St. Catherine University campus
@ St. Catherine

Thursday, September 3, 2009

It's not just the name, and that's good


BRIAN FOGARTY, PROFESSOR OF SOCIOLOGY

I'm a product of big universities. I graduated from LMU (Large Midwestern University) in 1972 and took the doctorate from another LMU after that. My career at St. Catherine has really been my only contact with the small-college environment, and I have greatly valued the distinction between the two academic worlds. I have also tended to view many changes to the academic enterprise with a jaundiced eye, and with good reason, but don't get me started on that.

So I felt a little ripple of excitement when I was asked to serve on the committee that was to explore the virtues and drawbacks of making my beloved college a university. I saw it as a chance to give voice to my reservations about the whole idea. I had several, which most readers will recognize: risk of losing our small-college intimacy, of becoming a more generic, less women-centered institution, of losing market share, of looking like followers rather than leaders. Not to mention, of course, the costs and work involved.

But it didn't take much deliberation around the table for me to realize that this change could be an opportunity to address a number of growing strains at the College. I kept hearing other members say things like "the name change will represent what we have already become," and this made me think about how difficult and complicated it has become over the years to do many things that used to be easy. With graduate programs, two-year programs, Weekend College, the Henrietta Schmoll School of Health and a dozen other ways of slicing the institutional pie, we simply can't run like a small college anymore. We can't be the mom-and-pop organization ("mom-and-mom" would be more apt, I guess) that we were even just a few decades ago.

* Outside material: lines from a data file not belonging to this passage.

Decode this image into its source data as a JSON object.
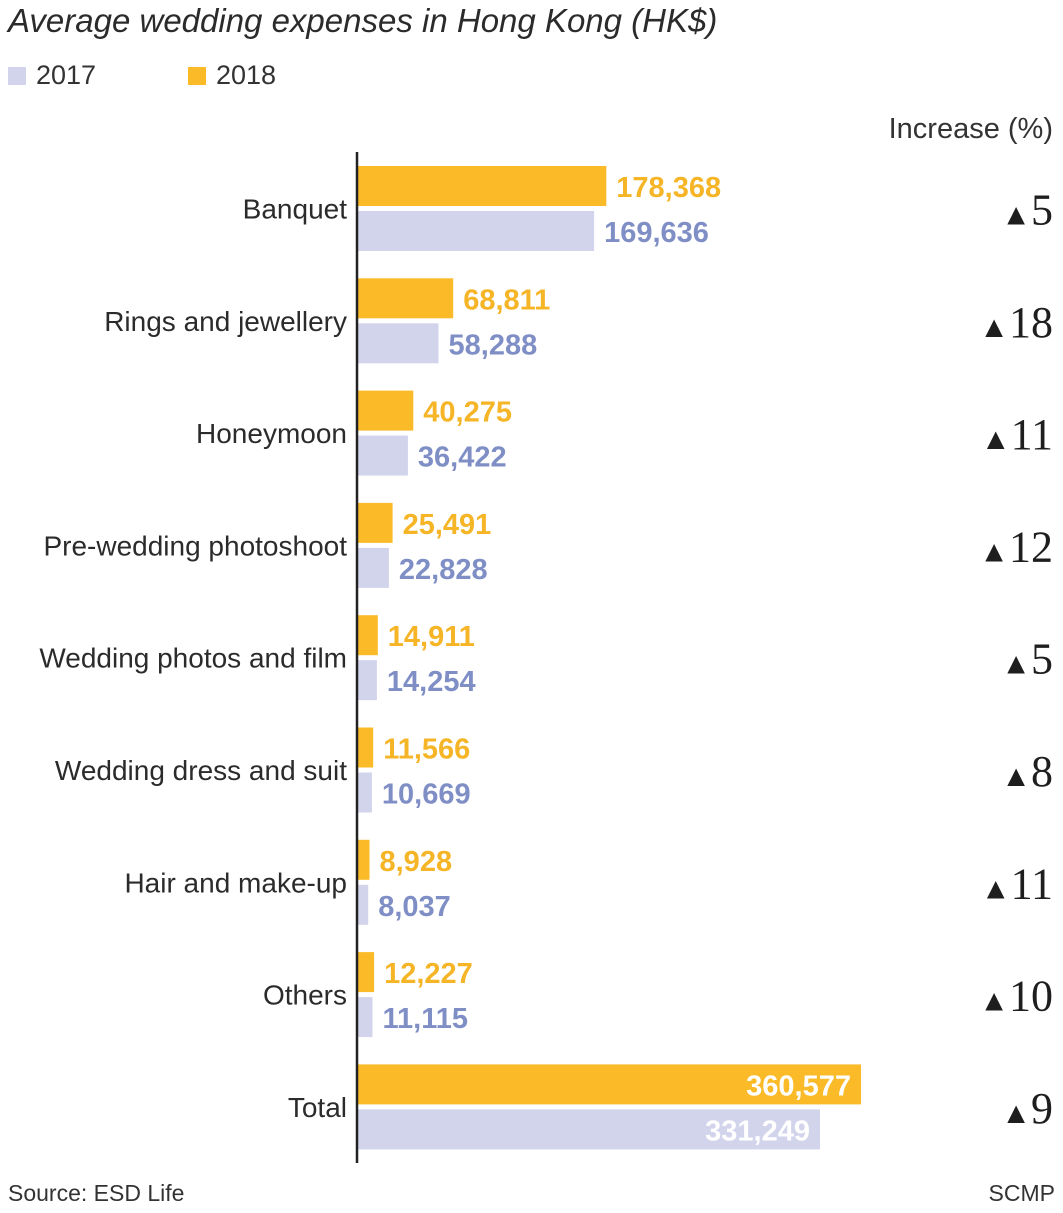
{
  "chart_data": {
    "type": "bar",
    "orientation": "horizontal",
    "title": "Average wedding expenses in Hong Kong (HK$)",
    "categories": [
      "Banquet",
      "Rings and jewellery",
      "Honeymoon",
      "Pre-wedding photoshoot",
      "Wedding photos and film",
      "Wedding dress and suit",
      "Hair and make-up",
      "Others",
      "Total"
    ],
    "series": [
      {
        "name": "2018",
        "color": "#fbbb28",
        "label_color": "#f5b526",
        "values": [
          178368,
          68811,
          40275,
          25491,
          14911,
          11566,
          8928,
          12227,
          360577
        ]
      },
      {
        "name": "2017",
        "color": "#d2d4ec",
        "label_color": "#7f8fc6",
        "values": [
          169636,
          58288,
          36422,
          22828,
          14254,
          10669,
          8037,
          11115,
          331249
        ]
      }
    ],
    "value_labels": {
      "2018": [
        "178,368",
        "68,811",
        "40,275",
        "25,491",
        "14,911",
        "11,566",
        "8,928",
        "12,227",
        "360,577"
      ],
      "2017": [
        "169,636",
        "58,288",
        "36,422",
        "22,828",
        "14,254",
        "10,669",
        "8,037",
        "11,115",
        "331,249"
      ]
    },
    "increase_header": "Increase (%)",
    "increase": [
      "5",
      "18",
      "11",
      "12",
      "5",
      "8",
      "11",
      "10",
      "9"
    ],
    "increase_symbol": "▲",
    "xlim": [
      0,
      360577
    ],
    "legend_position": "top-left",
    "grid": false
  },
  "footer": {
    "source": "Source: ESD Life",
    "credit": "SCMP"
  }
}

I also began to see that our identity as a small women's college was already questionable, with more and more programs contributing to our identity and image, many of them admitting men.

So I was gratified when the committee concluded that this could not be just a change in name, but a reorganization. This will be a good thing. Decentralizing the institution's governance will free up the initiative and creativity that an academic institution needs. It will create clearer lines of communication and more opportunities for close collaboration. Best of all, it will preserve the undergraduate college as a true women's institution, thus ending the gradual erosion of its identity, even as other components establish their own identities and serve different clienteles.

St. Catherine University will run better than the College of St. Catherine, and at the same time will be better positioned to make its case to students of varying backgrounds and interests. It's a change we need.